Rivers wondered about that, but didn’t say as much. He directed search teams from both the county and state police to look carefully in the area near or past the summit. It appeared she’d gotten that far, at least, but then what?
He and Mendoza also double-checked Megan’s phone records and credit-card receipts. Her checking account had been untouched, no debit activity since the last time anyone had seen her. Unless she had a secret identity or a helluva lot of cash stashed away, or a friend who was hiding her and letting her use his or her funds, there was no way she wouldn’t be spending her money for gas, food, and lodging.
His frustration with the case grew. It was over a week since Megan’s disappearance, and he had no idea what had happened to her. Was she alive? Hiding? Kidnapped? In a bad accident, trapped somewhere? Or, he worried, dead?

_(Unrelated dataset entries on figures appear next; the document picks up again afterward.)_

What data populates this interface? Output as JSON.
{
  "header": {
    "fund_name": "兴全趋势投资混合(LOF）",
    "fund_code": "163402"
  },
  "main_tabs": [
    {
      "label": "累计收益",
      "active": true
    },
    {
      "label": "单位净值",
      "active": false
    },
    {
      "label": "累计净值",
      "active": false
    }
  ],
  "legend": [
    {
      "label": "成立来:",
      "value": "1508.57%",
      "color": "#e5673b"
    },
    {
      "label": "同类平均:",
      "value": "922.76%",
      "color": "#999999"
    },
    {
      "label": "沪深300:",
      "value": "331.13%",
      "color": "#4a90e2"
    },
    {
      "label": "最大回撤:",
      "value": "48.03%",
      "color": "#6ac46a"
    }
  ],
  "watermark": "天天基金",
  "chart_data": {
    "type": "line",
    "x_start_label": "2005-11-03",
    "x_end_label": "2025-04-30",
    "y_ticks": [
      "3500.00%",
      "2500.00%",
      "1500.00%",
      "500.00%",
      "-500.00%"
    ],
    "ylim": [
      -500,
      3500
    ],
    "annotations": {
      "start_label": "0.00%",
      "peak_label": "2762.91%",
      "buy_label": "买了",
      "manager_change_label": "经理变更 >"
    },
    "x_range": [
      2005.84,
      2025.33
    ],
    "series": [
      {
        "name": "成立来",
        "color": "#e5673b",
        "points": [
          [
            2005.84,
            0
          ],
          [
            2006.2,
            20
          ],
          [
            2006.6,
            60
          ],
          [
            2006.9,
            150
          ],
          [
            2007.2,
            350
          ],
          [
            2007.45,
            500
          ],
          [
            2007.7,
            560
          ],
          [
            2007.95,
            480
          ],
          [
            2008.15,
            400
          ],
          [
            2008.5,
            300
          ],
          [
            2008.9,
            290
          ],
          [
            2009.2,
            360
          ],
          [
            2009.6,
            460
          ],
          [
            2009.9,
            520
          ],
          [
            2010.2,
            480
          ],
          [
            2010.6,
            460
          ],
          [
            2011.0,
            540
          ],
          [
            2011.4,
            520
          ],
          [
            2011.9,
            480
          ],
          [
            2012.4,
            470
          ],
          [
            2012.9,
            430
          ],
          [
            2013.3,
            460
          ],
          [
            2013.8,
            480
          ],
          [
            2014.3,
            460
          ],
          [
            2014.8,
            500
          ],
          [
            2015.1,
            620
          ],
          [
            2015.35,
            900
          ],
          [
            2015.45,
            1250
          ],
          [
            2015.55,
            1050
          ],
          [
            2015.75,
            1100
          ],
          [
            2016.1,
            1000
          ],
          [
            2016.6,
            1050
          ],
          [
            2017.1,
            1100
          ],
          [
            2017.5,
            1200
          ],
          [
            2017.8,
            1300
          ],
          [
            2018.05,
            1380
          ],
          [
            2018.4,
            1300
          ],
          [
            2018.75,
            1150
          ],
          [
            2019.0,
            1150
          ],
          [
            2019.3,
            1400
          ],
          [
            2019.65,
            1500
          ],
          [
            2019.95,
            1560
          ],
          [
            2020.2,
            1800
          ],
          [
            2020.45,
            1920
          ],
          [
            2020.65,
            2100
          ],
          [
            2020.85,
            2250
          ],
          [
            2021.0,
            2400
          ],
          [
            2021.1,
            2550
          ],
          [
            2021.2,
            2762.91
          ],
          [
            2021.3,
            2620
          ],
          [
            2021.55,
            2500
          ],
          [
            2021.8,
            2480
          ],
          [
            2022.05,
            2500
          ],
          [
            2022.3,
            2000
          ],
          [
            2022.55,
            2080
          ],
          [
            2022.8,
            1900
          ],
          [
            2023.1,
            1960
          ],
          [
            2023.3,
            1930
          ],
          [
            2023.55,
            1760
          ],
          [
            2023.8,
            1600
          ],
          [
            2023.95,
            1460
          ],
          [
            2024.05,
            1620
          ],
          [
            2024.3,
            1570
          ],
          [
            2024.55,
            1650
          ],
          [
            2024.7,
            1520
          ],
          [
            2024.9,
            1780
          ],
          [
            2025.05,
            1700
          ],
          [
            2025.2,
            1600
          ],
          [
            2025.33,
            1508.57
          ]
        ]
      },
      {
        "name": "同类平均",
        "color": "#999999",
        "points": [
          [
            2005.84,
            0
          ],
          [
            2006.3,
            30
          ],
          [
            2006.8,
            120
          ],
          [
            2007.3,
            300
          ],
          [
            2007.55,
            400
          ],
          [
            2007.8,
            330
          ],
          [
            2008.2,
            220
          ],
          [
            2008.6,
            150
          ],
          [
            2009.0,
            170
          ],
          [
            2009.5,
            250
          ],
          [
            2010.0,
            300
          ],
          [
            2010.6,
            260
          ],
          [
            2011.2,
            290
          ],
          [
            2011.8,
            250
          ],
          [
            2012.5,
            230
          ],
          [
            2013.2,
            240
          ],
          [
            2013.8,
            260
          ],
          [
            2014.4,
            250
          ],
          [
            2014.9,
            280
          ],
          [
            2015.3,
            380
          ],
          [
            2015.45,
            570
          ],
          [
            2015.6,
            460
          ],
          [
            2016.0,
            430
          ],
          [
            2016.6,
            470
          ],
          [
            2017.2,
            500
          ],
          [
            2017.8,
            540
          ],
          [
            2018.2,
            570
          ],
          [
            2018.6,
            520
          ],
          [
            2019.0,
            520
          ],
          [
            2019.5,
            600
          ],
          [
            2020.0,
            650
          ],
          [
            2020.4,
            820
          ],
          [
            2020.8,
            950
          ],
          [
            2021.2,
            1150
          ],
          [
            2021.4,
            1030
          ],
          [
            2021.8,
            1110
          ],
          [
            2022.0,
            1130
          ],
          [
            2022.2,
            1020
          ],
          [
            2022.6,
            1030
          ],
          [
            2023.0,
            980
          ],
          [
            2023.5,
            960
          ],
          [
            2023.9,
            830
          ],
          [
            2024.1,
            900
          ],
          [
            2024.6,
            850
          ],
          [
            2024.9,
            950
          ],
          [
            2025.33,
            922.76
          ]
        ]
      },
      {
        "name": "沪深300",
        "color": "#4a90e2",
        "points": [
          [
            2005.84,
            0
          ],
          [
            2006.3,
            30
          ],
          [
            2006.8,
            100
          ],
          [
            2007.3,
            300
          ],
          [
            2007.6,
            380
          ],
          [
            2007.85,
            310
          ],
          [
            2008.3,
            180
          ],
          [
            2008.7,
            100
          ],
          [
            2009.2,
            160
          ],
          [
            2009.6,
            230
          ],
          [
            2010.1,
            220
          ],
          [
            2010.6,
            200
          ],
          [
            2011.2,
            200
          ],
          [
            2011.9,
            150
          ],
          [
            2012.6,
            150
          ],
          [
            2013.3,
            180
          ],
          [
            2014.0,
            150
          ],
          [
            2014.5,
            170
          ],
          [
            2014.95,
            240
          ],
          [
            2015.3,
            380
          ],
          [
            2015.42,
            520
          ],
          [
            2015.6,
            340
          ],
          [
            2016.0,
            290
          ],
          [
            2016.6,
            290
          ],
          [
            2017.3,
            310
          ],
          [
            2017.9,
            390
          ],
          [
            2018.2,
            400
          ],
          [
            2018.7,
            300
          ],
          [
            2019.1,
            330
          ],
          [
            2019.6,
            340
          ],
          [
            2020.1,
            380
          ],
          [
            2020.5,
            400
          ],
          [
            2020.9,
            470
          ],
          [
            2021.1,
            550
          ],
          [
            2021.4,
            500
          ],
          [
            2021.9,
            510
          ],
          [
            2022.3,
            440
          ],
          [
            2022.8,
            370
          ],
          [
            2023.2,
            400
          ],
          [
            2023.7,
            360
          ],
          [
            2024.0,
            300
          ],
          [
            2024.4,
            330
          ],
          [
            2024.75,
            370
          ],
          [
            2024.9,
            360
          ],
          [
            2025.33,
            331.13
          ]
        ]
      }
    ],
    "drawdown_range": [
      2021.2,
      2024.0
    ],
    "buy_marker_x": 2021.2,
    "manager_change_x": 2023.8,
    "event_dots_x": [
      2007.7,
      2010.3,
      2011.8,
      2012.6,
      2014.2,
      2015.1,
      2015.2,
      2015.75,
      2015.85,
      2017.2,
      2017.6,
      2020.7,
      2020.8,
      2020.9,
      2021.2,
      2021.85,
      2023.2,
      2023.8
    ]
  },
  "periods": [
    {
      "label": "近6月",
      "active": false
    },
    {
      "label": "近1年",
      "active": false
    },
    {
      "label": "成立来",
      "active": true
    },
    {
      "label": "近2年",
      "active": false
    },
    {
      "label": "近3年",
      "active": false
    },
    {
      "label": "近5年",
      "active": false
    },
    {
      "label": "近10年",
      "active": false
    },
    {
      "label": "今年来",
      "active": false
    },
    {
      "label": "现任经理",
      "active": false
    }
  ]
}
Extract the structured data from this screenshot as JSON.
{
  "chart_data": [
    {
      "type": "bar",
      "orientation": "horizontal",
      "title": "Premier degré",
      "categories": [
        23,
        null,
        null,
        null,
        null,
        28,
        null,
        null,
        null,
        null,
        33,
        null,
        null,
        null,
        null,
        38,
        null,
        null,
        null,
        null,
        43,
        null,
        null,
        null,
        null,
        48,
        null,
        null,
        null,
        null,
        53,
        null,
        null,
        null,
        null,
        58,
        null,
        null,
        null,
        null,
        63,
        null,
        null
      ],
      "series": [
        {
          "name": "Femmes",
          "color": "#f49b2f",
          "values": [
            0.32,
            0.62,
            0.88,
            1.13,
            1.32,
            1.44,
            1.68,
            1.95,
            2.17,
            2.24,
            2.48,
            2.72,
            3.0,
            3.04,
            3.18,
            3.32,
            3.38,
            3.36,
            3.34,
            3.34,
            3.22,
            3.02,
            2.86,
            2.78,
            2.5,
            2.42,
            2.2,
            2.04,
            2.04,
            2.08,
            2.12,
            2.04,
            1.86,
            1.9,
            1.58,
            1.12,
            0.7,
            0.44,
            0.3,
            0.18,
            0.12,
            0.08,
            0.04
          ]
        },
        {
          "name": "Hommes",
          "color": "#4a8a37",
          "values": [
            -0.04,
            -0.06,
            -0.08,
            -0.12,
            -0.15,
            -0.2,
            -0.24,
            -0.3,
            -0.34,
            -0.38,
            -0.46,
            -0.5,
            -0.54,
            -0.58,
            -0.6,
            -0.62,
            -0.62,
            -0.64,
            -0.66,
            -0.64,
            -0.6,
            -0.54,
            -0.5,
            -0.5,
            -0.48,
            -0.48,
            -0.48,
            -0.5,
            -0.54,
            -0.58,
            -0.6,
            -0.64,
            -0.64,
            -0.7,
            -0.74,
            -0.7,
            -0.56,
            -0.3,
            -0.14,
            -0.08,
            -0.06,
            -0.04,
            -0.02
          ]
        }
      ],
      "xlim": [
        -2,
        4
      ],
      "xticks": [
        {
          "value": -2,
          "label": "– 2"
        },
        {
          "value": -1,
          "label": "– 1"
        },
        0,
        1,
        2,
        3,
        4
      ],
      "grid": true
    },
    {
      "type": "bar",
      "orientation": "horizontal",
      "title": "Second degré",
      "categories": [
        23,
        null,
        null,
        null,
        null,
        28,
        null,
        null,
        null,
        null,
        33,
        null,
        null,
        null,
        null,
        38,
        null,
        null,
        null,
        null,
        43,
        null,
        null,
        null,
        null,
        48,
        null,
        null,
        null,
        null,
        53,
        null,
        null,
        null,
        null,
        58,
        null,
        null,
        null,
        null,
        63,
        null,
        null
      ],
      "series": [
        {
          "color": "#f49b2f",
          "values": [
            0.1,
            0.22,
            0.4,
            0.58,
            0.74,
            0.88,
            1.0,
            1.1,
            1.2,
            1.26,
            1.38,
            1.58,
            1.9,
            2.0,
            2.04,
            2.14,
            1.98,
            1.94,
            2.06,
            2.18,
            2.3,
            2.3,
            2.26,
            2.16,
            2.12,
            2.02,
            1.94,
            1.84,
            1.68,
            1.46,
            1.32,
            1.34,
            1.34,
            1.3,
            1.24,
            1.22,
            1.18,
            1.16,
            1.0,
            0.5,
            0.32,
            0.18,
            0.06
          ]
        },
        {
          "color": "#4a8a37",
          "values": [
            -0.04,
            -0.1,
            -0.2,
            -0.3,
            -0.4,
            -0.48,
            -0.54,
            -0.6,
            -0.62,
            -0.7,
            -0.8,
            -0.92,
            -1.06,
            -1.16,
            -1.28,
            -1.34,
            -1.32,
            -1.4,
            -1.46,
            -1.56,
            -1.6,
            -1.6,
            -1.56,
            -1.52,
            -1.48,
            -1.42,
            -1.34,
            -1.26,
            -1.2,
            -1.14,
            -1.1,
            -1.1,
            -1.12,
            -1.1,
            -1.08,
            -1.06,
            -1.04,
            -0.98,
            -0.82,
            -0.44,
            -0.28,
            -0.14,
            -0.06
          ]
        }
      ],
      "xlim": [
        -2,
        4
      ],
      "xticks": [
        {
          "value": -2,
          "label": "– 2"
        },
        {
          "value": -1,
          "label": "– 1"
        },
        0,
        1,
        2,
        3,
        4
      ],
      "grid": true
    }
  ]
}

“Any word from the state police?” he asked again, glancing at Mendoza, who was, as usual, looking at her phone.
She shook her head. “Don’t you think I would’ve said?”
“Maybe we can nudge them again.”
“Like we did yesterday and the day before.”
He looked through the windshield at the vibrant blue sky. “It’s clear today. They could send a chopper up.”
With a lift of one eyebrow, she sent him a get-real glance. “I think they’re on it.”
“Just check, would you?”
He reached into a pocket and grabbed his sunglasses as the glare of sunlight off the snow was blinding. The road was clear until they reached the foothills, where the plows hadn’t been able to keep up with the snowfall and the road was packed with ice, snow, and, in some spots, gravel.
He wondered about the little Toyota. It too had disappeared. Was it secreted in a garage somewhere? Or already out of the country, as the Canadian border was only a few hours north? Or buried deep in the snow at the bottom of a steep ravine in these craggy mountains?